We have already learned how to store both positive and negative integers. Now we are going to look at fractional numbers.
Fractional numbers, or as we commonly call them “numbers with decimals”, are those that do not correspond to whole parts (for example, 0.5, 2.31, 7.353 are fractional numbers).
Representing fractional numbers is more complicated than representing positive or negative integers. So we have different representation methods, with floating-point being the most common.
Fixed-Point Representation
One of the simplest ways to represent numbers with decimals in binary is the fixed-point method. In this approach, a fixed number of bits is assigned for the integer part and another fixed number for the fractional part of the number.
For example, in an 8-bit system with 4 bits for the integer part and 4 for the decimal part, the number 5.75 would be represented as 0101.1100.
This technique is straightforward and easy to implement, but it has many limitations. The precision is limited by the number of bits dedicated to the fractional part.
Furthermore, it is not dynamic and cannot handle numbers that exceed the range defined by the assigned bits.
Floating-Point Representation
The floating-point method is the de facto standard for representing numbers with decimals in most modern computers. This method allows greater flexibility and precision when handling numbers of different magnitudes.
The IEEE 754 standard is the most widely used for representing floating-point numbers.
In floating-point representation, a number is divided into three parts: the sign, the exponent, and the mantissa.
- The sign indicates whether the number is positive or negative.
- The exponent determines where the decimal point is.
- The mantissa is the fractional part of the number.
For example, the number 5.75 in 32-bit floating-point format would be:
0 10000001 01110000000000000000000
- Sign:
0(positive) - Exponent:
10000001(129 in decimal) - Mantissa:
01110000000000000000000
This method allows handling numbers of very different magnitudes by adjusting the exponent. But it also has its limitations, especially in terms of precision for very small or very large numbers.

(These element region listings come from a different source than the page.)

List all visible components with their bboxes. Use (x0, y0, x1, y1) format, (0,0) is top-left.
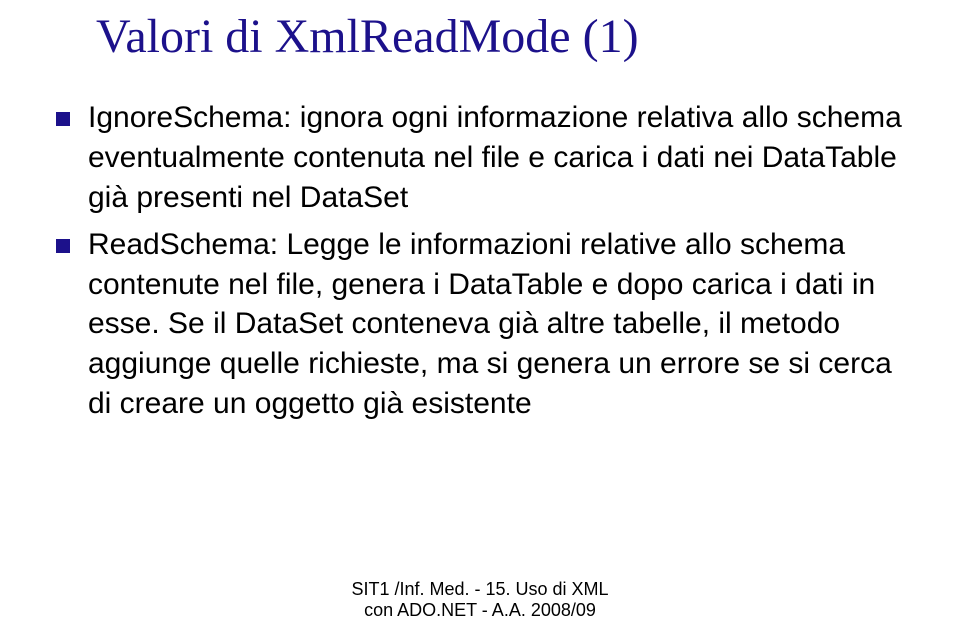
slide: Valori di XmlReadMode (1) IgnoreSchema: … (0, 0, 960, 638)
footer-line-1: SIT1 /Inf. Med. - 15. Uso di XML (0, 579, 960, 601)
slide-footer: SIT1 /Inf. Med. - 15. Uso di XML con ADO… (0, 579, 960, 622)
list-item: ReadSchema: Legge le informazioni relati… (56, 225, 920, 423)
slide-title: Valori di XmlReadMode (1) (96, 12, 920, 62)
bullet-text: IgnoreSchema: ignora ogni informazione r… (88, 98, 918, 217)
list-item: IgnoreSchema: ignora ogni informazione r… (56, 98, 920, 217)
bullet-square-icon (56, 112, 70, 126)
bullet-list: IgnoreSchema: ignora ogni informazione r… (56, 98, 920, 423)
footer-line-2: con ADO.NET - A.A. 2008/09 (0, 600, 960, 622)
bullet-text: ReadSchema: Legge le informazioni relati… (88, 225, 918, 423)
bullet-square-icon (56, 239, 70, 253)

The representation is more complex than fixed-point representation and requires greater computational cost. But, in return, it allows us to cover a huge range of numbers.
Other Representations
There are other much less common, but equally interesting techniques for representing numbers with decimals in binary. Some of these include:
Midpoint notation: In this technique, a number is represented as the sum of two fixed-point numbers. This can be useful in situations where high precision is required and range is not a primary concern.
Fixed-comma method: Similar to fixed-point, but with a variable number of bits for the fractional part. This can allow for greater precision for certain numbers, but at the cost of flexibility in range.
Normalized floating-point: A variant of floating-point that guarantees the most significant bit of the mantissa is always
1, which improves precision and range compared to standard floating-point.